Some operations are too complex to inline directly into the uop stream. To perform these instructions, a special uop (brp: branch private) is executed to branch to an assist function implemented in microcode. In PTLsim, some assist functions are implemented as regular C/C++ or assembly language code when they interact with the rest of the virtual machine. Examples of instructions requiring assists include system calls, interrupts, some forms of integer division, handling of rare floating point conditions, CPUID, MSR reads/writes, various x87 operations, any serializing instructions, etc. These are listed in the ASSIST_xxx enum found in decode.h.
Prior to entering an assist, uops are generated to load the REG_selfrip and REG_nextrip internal registers with the RIP of the instruction itself and the RIP after its last byte, respectively. This lets the assist microcode correctly update RIP before returning, or signal a fault on the instruction if needed. Several other assist related registers, including REG_ar1, REG_ar2, REG_ar3, are used to store parameters passed to the assist. These registers are not architecturally visible, but must be renamed and separately maintained by the core as if they were part of the user-visible state.
While the exact behavior depends on the core model (out of order, SMT, sequential, etc), generally when the processor fetches an assist (brp uop), the frontend pipeline is stalled and execution waits until the brp commits, at which point an assist function within PTLsim is called.

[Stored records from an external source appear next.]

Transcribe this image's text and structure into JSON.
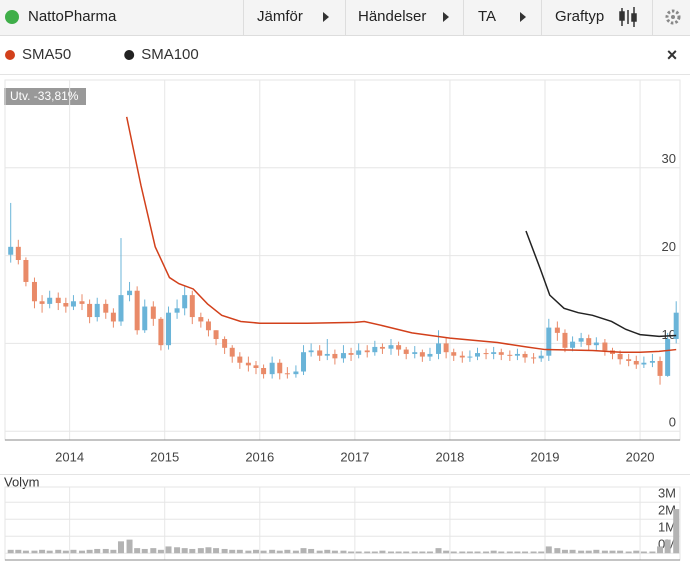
{
  "toolbar": {
    "name": "NattoPharma",
    "buttons": [
      "Jämför",
      "Händelser",
      "TA",
      "Graftyp"
    ]
  },
  "chart_data": [
    {
      "type": "candlestick",
      "annotation": "Utv. -33,81%",
      "up_color": "#6ab4d8",
      "down_color": "#e98a68",
      "x": [
        2013.38,
        2013.46,
        2013.54,
        2013.63,
        2013.71,
        2013.79,
        2013.88,
        2013.96,
        2014.04,
        2014.13,
        2014.21,
        2014.29,
        2014.38,
        2014.46,
        2014.54,
        2014.63,
        2014.71,
        2014.79,
        2014.88,
        2014.96,
        2015.04,
        2015.13,
        2015.21,
        2015.29,
        2015.38,
        2015.46,
        2015.54,
        2015.63,
        2015.71,
        2015.79,
        2015.88,
        2015.96,
        2016.04,
        2016.13,
        2016.21,
        2016.29,
        2016.38,
        2016.46,
        2016.54,
        2016.63,
        2016.71,
        2016.79,
        2016.88,
        2016.96,
        2017.04,
        2017.13,
        2017.21,
        2017.29,
        2017.38,
        2017.46,
        2017.54,
        2017.63,
        2017.71,
        2017.79,
        2017.88,
        2017.96,
        2018.04,
        2018.13,
        2018.21,
        2018.29,
        2018.38,
        2018.46,
        2018.54,
        2018.63,
        2018.71,
        2018.79,
        2018.88,
        2018.96,
        2019.04,
        2019.13,
        2019.21,
        2019.29,
        2019.38,
        2019.46,
        2019.54,
        2019.63,
        2019.71,
        2019.79,
        2019.88,
        2019.96,
        2020.04,
        2020.13,
        2020.21,
        2020.29,
        2020.38
      ],
      "open": [
        20.1,
        21,
        19.5,
        17,
        14.8,
        14.5,
        15.2,
        14.6,
        14.2,
        14.8,
        14.5,
        13,
        14.5,
        13.5,
        12.5,
        15.5,
        16,
        11.5,
        14.2,
        12.8,
        9.8,
        13.5,
        14,
        15.5,
        13,
        12.5,
        11.5,
        10.5,
        9.5,
        8.5,
        7.8,
        7.5,
        7.2,
        6.5,
        7.8,
        6.6,
        6.5,
        6.8,
        9,
        9.2,
        8.6,
        8.8,
        8.3,
        8.9,
        8.7,
        9.2,
        9,
        9.6,
        9.4,
        9.8,
        9.3,
        8.8,
        9,
        8.5,
        8.8,
        10,
        9,
        8.6,
        8.4,
        8.5,
        8.9,
        8.8,
        9,
        8.7,
        8.6,
        8.8,
        8.4,
        8.3,
        8.6,
        11.8,
        11.2,
        9.5,
        10.2,
        10.6,
        9.8,
        10.1,
        9.2,
        8.8,
        8.2,
        8,
        7.6,
        7.8,
        8,
        6.3,
        10.5
      ],
      "high": [
        26,
        21.8,
        19.8,
        17.5,
        15.5,
        16,
        15.8,
        15.2,
        15.5,
        15.6,
        15,
        15.2,
        15,
        14,
        22,
        17,
        16.5,
        15,
        14.8,
        13,
        14.2,
        15,
        16.5,
        16,
        13.5,
        12.8,
        11.5,
        10.8,
        9.8,
        9,
        8.5,
        8,
        7.6,
        8.5,
        8.2,
        7.3,
        7.5,
        9.8,
        10,
        9.8,
        10.5,
        9.3,
        9.8,
        9.5,
        10,
        9.8,
        10.3,
        10,
        10.5,
        10.2,
        9.6,
        9.7,
        9.3,
        9.5,
        11.5,
        10.6,
        9.4,
        9.1,
        9.2,
        9.5,
        9.4,
        9.6,
        9.4,
        9.2,
        9.4,
        9.1,
        8.9,
        9.2,
        12.8,
        12.5,
        11.6,
        10.8,
        11.2,
        11,
        10.7,
        10.5,
        9.5,
        9.2,
        8.8,
        8.6,
        8.5,
        8.8,
        8.5,
        11.2,
        14.8
      ],
      "low": [
        19.2,
        19,
        16.5,
        14,
        13.5,
        14,
        13.8,
        13.5,
        13.8,
        13.8,
        12.3,
        12.5,
        12.8,
        11.8,
        12,
        14.8,
        11,
        11.2,
        12,
        9.2,
        9.3,
        12.8,
        13.2,
        12.2,
        11.8,
        10.8,
        9.8,
        8.8,
        7.8,
        7.1,
        6.8,
        6.5,
        6,
        6,
        5.9,
        6,
        6.1,
        6.4,
        8.5,
        8,
        8.1,
        7.6,
        7.8,
        8,
        8.3,
        8.4,
        8.6,
        8.8,
        8.7,
        8.6,
        8.2,
        8.3,
        7.9,
        8,
        8.2,
        8.3,
        8,
        7.8,
        7.9,
        8.1,
        8.2,
        8.2,
        8.1,
        8,
        8.1,
        7.8,
        7.7,
        7.9,
        8,
        10.3,
        9,
        9.1,
        9.6,
        9.2,
        9.2,
        8.6,
        8.2,
        7.6,
        7.4,
        7.1,
        7.2,
        7.3,
        5.3,
        6.2,
        10
      ],
      "close": [
        21,
        19.5,
        17,
        14.8,
        14.5,
        15.2,
        14.6,
        14.2,
        14.8,
        14.5,
        13,
        14.5,
        13.5,
        12.5,
        15.5,
        16,
        11.5,
        14.2,
        12.8,
        9.8,
        13.5,
        14,
        15.5,
        13,
        12.5,
        11.5,
        10.5,
        9.5,
        8.5,
        7.8,
        7.5,
        7.2,
        6.5,
        7.8,
        6.6,
        6.5,
        6.8,
        9,
        9.2,
        8.6,
        8.8,
        8.3,
        8.9,
        8.7,
        9.2,
        9,
        9.6,
        9.4,
        9.8,
        9.3,
        8.8,
        9,
        8.5,
        8.8,
        10,
        9,
        8.6,
        8.4,
        8.5,
        8.9,
        8.8,
        9,
        8.7,
        8.6,
        8.8,
        8.4,
        8.3,
        8.6,
        11.8,
        11.2,
        9.5,
        10.2,
        10.6,
        9.8,
        10.1,
        9.2,
        8.8,
        8.2,
        8,
        7.6,
        7.8,
        8,
        6.3,
        10.5,
        13.5
      ],
      "series": [
        {
          "name": "SMA50",
          "color": "#d2401b",
          "x": [
            2014.6,
            2014.75,
            2014.9,
            2015.05,
            2015.15,
            2015.3,
            2015.45,
            2015.6,
            2015.8,
            2016,
            2016.5,
            2017,
            2017.1,
            2017.3,
            2017.6,
            2018,
            2018.5,
            2018.8,
            2019,
            2019.5,
            2019.8,
            2020,
            2020.2,
            2020.38
          ],
          "values": [
            35.8,
            28,
            21,
            17.5,
            16.8,
            16.2,
            14.5,
            13.2,
            12.5,
            12.3,
            12.3,
            12.4,
            12.5,
            12,
            11.2,
            10.6,
            10.1,
            9.6,
            9.3,
            9.2,
            9,
            9,
            9.1,
            9.3
          ]
        },
        {
          "name": "SMA100",
          "color": "#222222",
          "x": [
            2018.8,
            2018.95,
            2019.05,
            2019.2,
            2019.35,
            2019.5,
            2019.7,
            2019.85,
            2020,
            2020.2,
            2020.38
          ],
          "values": [
            22.8,
            18.5,
            15.5,
            14,
            13.5,
            13.2,
            12.5,
            11.6,
            11,
            10.8,
            10.9
          ]
        }
      ],
      "xlim": [
        2013.32,
        2020.42
      ],
      "xticks": [
        2014,
        2015,
        2016,
        2017,
        2018,
        2019,
        2020
      ],
      "ylim": [
        -1,
        40
      ],
      "yticks": [
        0,
        10,
        20,
        30
      ],
      "grid": true
    },
    {
      "type": "bar",
      "title": "Volym",
      "color": "#b3b3b3",
      "values": [
        0.2,
        0.2,
        0.15,
        0.15,
        0.2,
        0.15,
        0.2,
        0.15,
        0.2,
        0.15,
        0.2,
        0.25,
        0.25,
        0.2,
        0.7,
        0.8,
        0.3,
        0.25,
        0.3,
        0.2,
        0.4,
        0.35,
        0.3,
        0.25,
        0.3,
        0.35,
        0.3,
        0.25,
        0.2,
        0.2,
        0.15,
        0.2,
        0.15,
        0.2,
        0.15,
        0.2,
        0.15,
        0.3,
        0.25,
        0.15,
        0.2,
        0.15,
        0.15,
        0.1,
        0.1,
        0.1,
        0.1,
        0.15,
        0.1,
        0.1,
        0.1,
        0.1,
        0.1,
        0.1,
        0.3,
        0.15,
        0.1,
        0.1,
        0.1,
        0.1,
        0.1,
        0.15,
        0.1,
        0.1,
        0.1,
        0.1,
        0.1,
        0.1,
        0.4,
        0.3,
        0.2,
        0.2,
        0.15,
        0.15,
        0.2,
        0.15,
        0.15,
        0.15,
        0.1,
        0.15,
        0.1,
        0.1,
        0.4,
        0.8,
        2.6
      ],
      "ylim": [
        -0.4,
        3.9
      ],
      "yticks": [
        {
          "value": 0,
          "label": "0M"
        },
        {
          "value": 1,
          "label": "1M"
        },
        {
          "value": 2,
          "label": "2M"
        },
        {
          "value": 3,
          "label": "3M"
        }
      ],
      "grid": true
    }
  ]
}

This is necessary because assists are not subject to the out of order execution mechanism; they directly update the architectural registers on their own. In a real processor there are slightly more efficient ways of doing this without flushing the pipeline, however in PTLsim assists are sufficiently rare that the performance impact is negligible and this approach significantly reduces complexity. For the out of order core, the exact mechanism used is described in Section 24.6.